偽巫會讓他們獻祭。
每五年獻祭一個少女,少女不知情,在被族人簇擁著繁華中死去。
新芽是外來的。她三百年前陪著好友來到漠堡,卻成為了好友的替代品,代替好友死去。
漠堡中的人發現了還有這種辦法,就開始出去拐騙少女。
她卻殘留了一股神魂,目睹著被騙的無數少女在這里死去。
而漠堡忽然有一天,所有的人都死去了。
新芽飄蕩在漠堡上很久,還以為這一切都結束了。沒想到五年之后,沙漠中的一個年輕女修被巫力選中,落到夜間的漠堡之中。
成為了新的祭品。
而酥酥就是這一個五年被選中的祭品。
只是新芽也不知道巫力是怎么選中的酥酥,只知道被選中了,她就會被拖到此處來。
酥酥沉默了。
在她的身后遠處,那些火把又一次亮了,不少人吵雜著舉著火把,心急如焚的到處找新芽姑娘。

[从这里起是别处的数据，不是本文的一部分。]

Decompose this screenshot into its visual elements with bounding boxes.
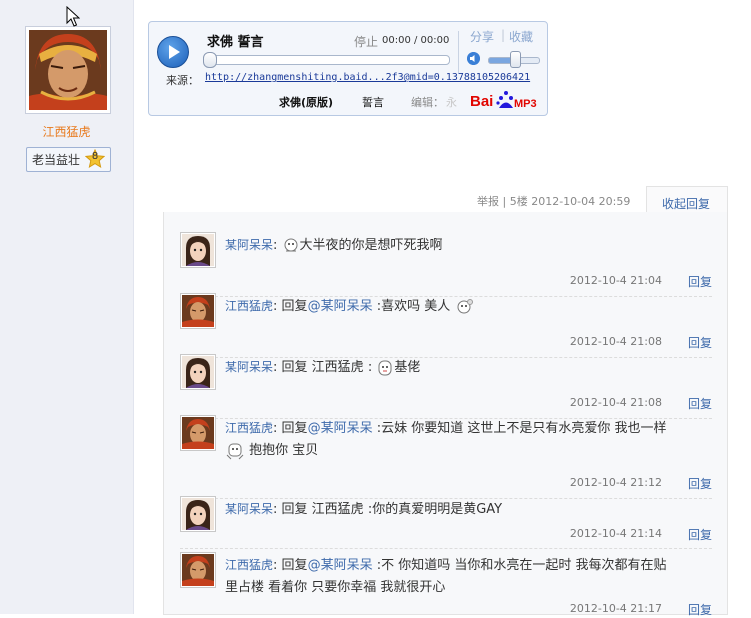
stop-button[interactable]: 停止 (354, 33, 378, 50)
reply-time: 2012-10-4 21:04 (569, 274, 662, 287)
collapse-reply-tab[interactable]: 收起回复 (646, 186, 728, 214)
post-datetime: 2012-10-04 20:59 (531, 195, 631, 208)
player-time: 00:00 / 00:00 (382, 35, 450, 46)
face-emoji-icon (378, 360, 392, 375)
reply-content: 江西猛虎: 回复@某阿呆呆 :不 你知道吗 当你和水亮在一起时 我每次都有在贴 … (225, 558, 667, 595)
flower-emoji-icon (457, 298, 474, 313)
volume-handle[interactable] (510, 51, 521, 68)
reply-text: 基佬 (394, 360, 421, 375)
reply-time: 2012-10-4 21:17 (569, 602, 662, 615)
reply-text: 你的真爱明明是黄GAY (372, 502, 503, 517)
reply-avatar[interactable] (180, 496, 216, 532)
avatar-image (29, 30, 107, 110)
source-url-link[interactable]: http://zhangmenshiting.baid...2f3@mid=0.… (205, 72, 530, 83)
avatar-image (182, 295, 214, 327)
ghost-emoji-icon (284, 238, 298, 251)
reply-list: 某阿呆呆: 大半夜的你是想吓死我啊 2012-10-4 21:04 回复 江西猛… (163, 212, 728, 617)
reply-mention[interactable]: @某阿呆呆 (308, 558, 373, 573)
reply-text: 喜欢吗 美人 (381, 299, 455, 314)
reply-avatar[interactable] (180, 354, 216, 390)
reply-text-line2: 里占楼 看着你 只要你幸福 我就很开心 (225, 580, 446, 595)
avatar-image (182, 356, 214, 388)
reply-item: 某阿呆呆: 回复 江西猛虎 : 基佬 2012-10-4 21:08 回复 (180, 350, 712, 419)
reply-item: 某阿呆呆: 回复 江西猛虎 :你的真爱明明是黄GAY 2012-10-4 21:… (180, 492, 712, 549)
reply-time: 2012-10-4 21:08 (569, 396, 662, 409)
reply-avatar[interactable] (180, 552, 216, 588)
reply-mention[interactable]: @某阿呆呆 (308, 299, 373, 314)
reply-time: 2012-10-4 21:14 (569, 527, 662, 540)
source-label: 来源： (166, 74, 199, 87)
reply-username[interactable]: 江西猛虎 (225, 421, 273, 435)
hug-emoji-icon (226, 443, 244, 459)
floor-number: | 5楼 (502, 195, 528, 208)
mouse-cursor-icon (66, 6, 80, 27)
reply-text: 云妹 你要知道 这世上不是只有水亮爱你 我也一样 (381, 421, 667, 436)
post-meta: 举报 | 5楼 2012-10-04 20:59 (477, 193, 630, 209)
music-player: 求佛 誓言 停止 00:00 / 00:00 分享 | 收藏 来源： http:… (148, 21, 548, 116)
play-icon (169, 45, 180, 59)
collapse-reply-label: 收起回复 (662, 197, 711, 211)
avatar-image (182, 417, 214, 449)
reply-button[interactable]: 回复 (688, 395, 712, 412)
reply-username[interactable]: 江西猛虎 (225, 299, 273, 313)
logo-bai-text: Bai (470, 93, 493, 110)
reply-button[interactable]: 回复 (688, 526, 712, 543)
level-title: 老当益壮 (32, 153, 81, 167)
reply-item: 某阿呆呆: 大半夜的你是想吓死我啊 2012-10-4 21:04 回复 (180, 228, 712, 297)
reply-content: 某阿呆呆: 回复 江西猛虎 :你的真爱明明是黄GAY (225, 502, 503, 517)
reply-item: 江西猛虎: 回复@某阿呆呆 :云妹 你要知道 这世上不是只有水亮爱你 我也一样 … (180, 411, 715, 499)
song-name: 求佛(原版) (279, 96, 334, 109)
progress-bar[interactable] (204, 55, 450, 65)
reply-item: 江西猛虎: 回复@某阿呆呆 :不 你知道吗 当你和水亮在一起时 我每次都有在贴 … (180, 548, 712, 617)
player-divider (458, 31, 459, 73)
play-button[interactable] (157, 36, 189, 68)
reply-button[interactable]: 回复 (688, 601, 712, 618)
avatar-image (182, 498, 214, 530)
reply-button[interactable]: 回复 (688, 475, 712, 492)
share-collect-separator: | (501, 28, 506, 42)
avatar-image (182, 234, 214, 266)
user-sidebar: 江西猛虎 老当益壮 8 (0, 0, 134, 614)
reply-content: 江西猛虎: 回复@某阿呆呆 :云妹 你要知道 这世上不是只有水亮爱你 我也一样 … (225, 417, 715, 462)
reply-avatar[interactable] (180, 293, 216, 329)
edit-value: 永 (446, 96, 457, 109)
share-link[interactable]: 分享 (470, 28, 494, 45)
volume-icon[interactable] (467, 52, 480, 65)
reply-content: 江西猛虎: 回复@某阿呆呆 :喜欢吗 美人 (225, 295, 715, 318)
reply-content: 某阿呆呆: 回复 江西猛虎 : 基佬 (225, 360, 421, 375)
reply-time: 2012-10-4 21:12 (569, 476, 662, 489)
user-avatar[interactable] (25, 26, 111, 114)
reply-button[interactable]: 回复 (688, 273, 712, 290)
reply-text-line2: 抱抱你 宝贝 (249, 443, 319, 458)
avatar-image (182, 554, 214, 586)
report-link[interactable]: 举报 (477, 195, 499, 208)
edit-label: 编辑： (411, 96, 444, 109)
reply-button[interactable]: 回复 (688, 334, 712, 351)
logo-mp3-text: MP3 (514, 98, 537, 110)
reply-text: 大半夜的你是想吓死我啊 (299, 238, 443, 253)
reply-username[interactable]: 江西猛虎 (225, 558, 273, 572)
reply-username[interactable]: 某阿呆呆 (225, 360, 273, 374)
reply-username[interactable]: 某阿呆呆 (225, 502, 273, 516)
reply-avatar[interactable] (180, 232, 216, 268)
reply-text: 不 你知道吗 当你和水亮在一起时 我每次都有在贴 (381, 558, 667, 573)
baidu-mp3-logo[interactable]: Bai MP3 (470, 89, 540, 111)
player-song-title: 求佛 誓言 (207, 35, 264, 50)
reply-item: 江西猛虎: 回复@某阿呆呆 :喜欢吗 美人 2012-10-4 21:08 回复 (180, 289, 715, 358)
reply-mention[interactable]: @某阿呆呆 (308, 421, 373, 436)
song-artist: 誓言 (362, 96, 384, 109)
reply-time: 2012-10-4 21:08 (569, 335, 662, 348)
level-number: 8 (91, 151, 99, 162)
user-level-badge[interactable]: 老当益壮 8 (26, 147, 111, 172)
reply-username[interactable]: 某阿呆呆 (225, 238, 273, 252)
sidebar-username[interactable]: 江西猛虎 (0, 123, 133, 140)
reply-avatar[interactable] (180, 415, 216, 451)
progress-handle[interactable] (203, 52, 217, 68)
collect-link[interactable]: 收藏 (509, 28, 533, 45)
reply-content: 某阿呆呆: 大半夜的你是想吓死我啊 (225, 238, 443, 253)
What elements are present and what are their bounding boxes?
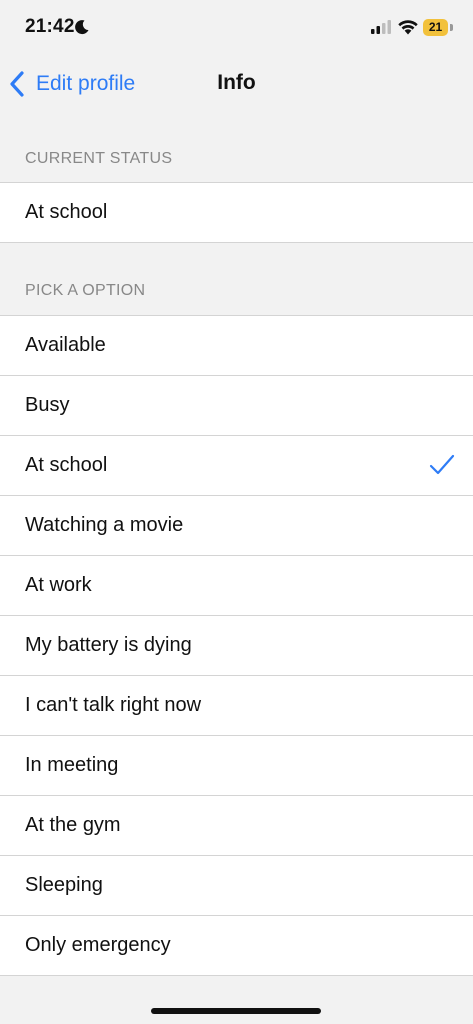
battery-level: 21	[428, 20, 443, 34]
wifi-icon	[398, 20, 418, 35]
option-label: Sleeping	[25, 874, 103, 896]
status-bar: 21:42 21	[0, 0, 473, 56]
option-at-school[interactable]: At school	[0, 435, 473, 495]
battery-cap	[450, 24, 453, 31]
option-label: At school	[25, 454, 108, 476]
options-list: Available Busy At school Watching a movi…	[0, 315, 473, 976]
option-in-meeting[interactable]: In meeting	[0, 735, 473, 795]
back-button[interactable]: Edit profile	[8, 67, 135, 101]
current-status-value: At school	[25, 201, 108, 223]
option-cant-talk[interactable]: I can't talk right now	[0, 675, 473, 735]
status-time: 21:42	[25, 16, 75, 37]
current-status-group: At school	[0, 182, 473, 243]
option-watching-a-movie[interactable]: Watching a movie	[0, 495, 473, 555]
checkmark-icon	[429, 454, 455, 475]
option-at-work[interactable]: At work	[0, 555, 473, 615]
option-label: My battery is dying	[25, 634, 192, 656]
option-label: In meeting	[25, 754, 119, 776]
option-only-emergency[interactable]: Only emergency	[0, 915, 473, 975]
chevron-left-icon	[10, 71, 24, 97]
nav-bar: Info Edit profile	[0, 56, 473, 112]
current-status-row[interactable]: At school	[0, 183, 473, 242]
option-label: Watching a movie	[25, 514, 184, 536]
section-header-pick-option: PICK A OPTION	[25, 282, 146, 299]
option-at-the-gym[interactable]: At the gym	[0, 795, 473, 855]
option-available[interactable]: Available	[0, 316, 473, 375]
option-label: At the gym	[25, 814, 121, 836]
option-busy[interactable]: Busy	[0, 375, 473, 435]
option-label: Busy	[25, 394, 70, 416]
back-button-label: Edit profile	[36, 72, 136, 95]
signal-icon	[371, 20, 391, 34]
option-battery-dying[interactable]: My battery is dying	[0, 615, 473, 675]
option-label: At work	[25, 574, 92, 596]
option-label: I can't talk right now	[25, 694, 202, 716]
battery-icon: 21	[423, 19, 448, 36]
section-header-current-status: CURRENT STATUS	[25, 150, 173, 167]
option-label: Only emergency	[25, 934, 171, 956]
option-label: Available	[25, 334, 106, 356]
option-sleeping[interactable]: Sleeping	[0, 855, 473, 915]
moon-icon	[75, 20, 89, 35]
home-indicator[interactable]	[151, 1008, 321, 1014]
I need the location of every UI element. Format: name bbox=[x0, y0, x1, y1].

新芽已經成了一個代號。一個代替漠堡中人死去的替代品。
酥酥沉默了很久。她進入沙漠之后,一直跟在大師姐的身后。她不會是中了什么奇怪的招。無論是下毒,符,還是旁的,都是要有跡可循的。她都沒有。
等等。
酥酥猶豫了一下,低頭看自己的腳。
此刻她的腳已經不疼了。
或者說在漠堡之中她的腳不疼。
一路走來非要說一個不一樣的點,那就是她的腳疼。
難道說,她腳上的那種疼痛就是偽巫制造的嗎將她選為祭品。
“好惡劣的行為。”
酥酥低語了一句。
重淵這一句聽明白了,抬手落在酥酥的頭頂摸了摸。
“的確。”
酥酥抬眸。
她剛剛問重淵的問題被他一晃而過,她也不追問了,只是換了一個問“我們怎么從這里離開”
什么偽巫,巫力,祭品,她聽著都頭皮發麻。
這里真的讓她待不下去。一想到這里的人都是極惡之徒,還有那么多的倀鬼,讓她想一下呼吸都困難。
重淵掃了一眼天際。
天空掛著一輪月,猩紅。
“毀掉祭祀臺。”
重淵語氣冰冷。
甚至是有些厭惡。
新芽在一側嘰嘰喳喳。
“對,祭祀臺。”
“我們死后都是被放在祭祀臺上的。”
“那里有一個黑衣服的偽巫。”
酥酥明白了。制造漠堡的異象的,是偽巫,把她抓過來的也是偽巫。而這一切的根源在祭祀臺。
夜幕中的漠堡,在火把的光焰跳動下,影子像是張牙舞爪的惡鬼,如藤,肆虐攀爬。
酥酥沒有躲避。
她很快被那些人追到。
那些人仿佛看不見重淵,又一次對她面帶微笑,親親熱熱推著她。
“新芽姑娘,都是要成婚的人了,不要瞎跑。”
“新芽姑娘,快去見阿果奶奶吧。”
阿果奶奶。新芽說,見到阿果奶奶就會被抽出生魂
酥酥悄悄看了眼重淵。
要將計就計去找那個阿果奶奶嗎
重淵似乎有些心不在焉,默默注視著她。
酥酥不知為何,總覺著重淵有些不太對勁。
她猶豫了下,自己做主。
“走吧。”
那個阿果奶奶應該打不過她。酥酥暗忖,她手里捏一張風符,見勢不好她就跑。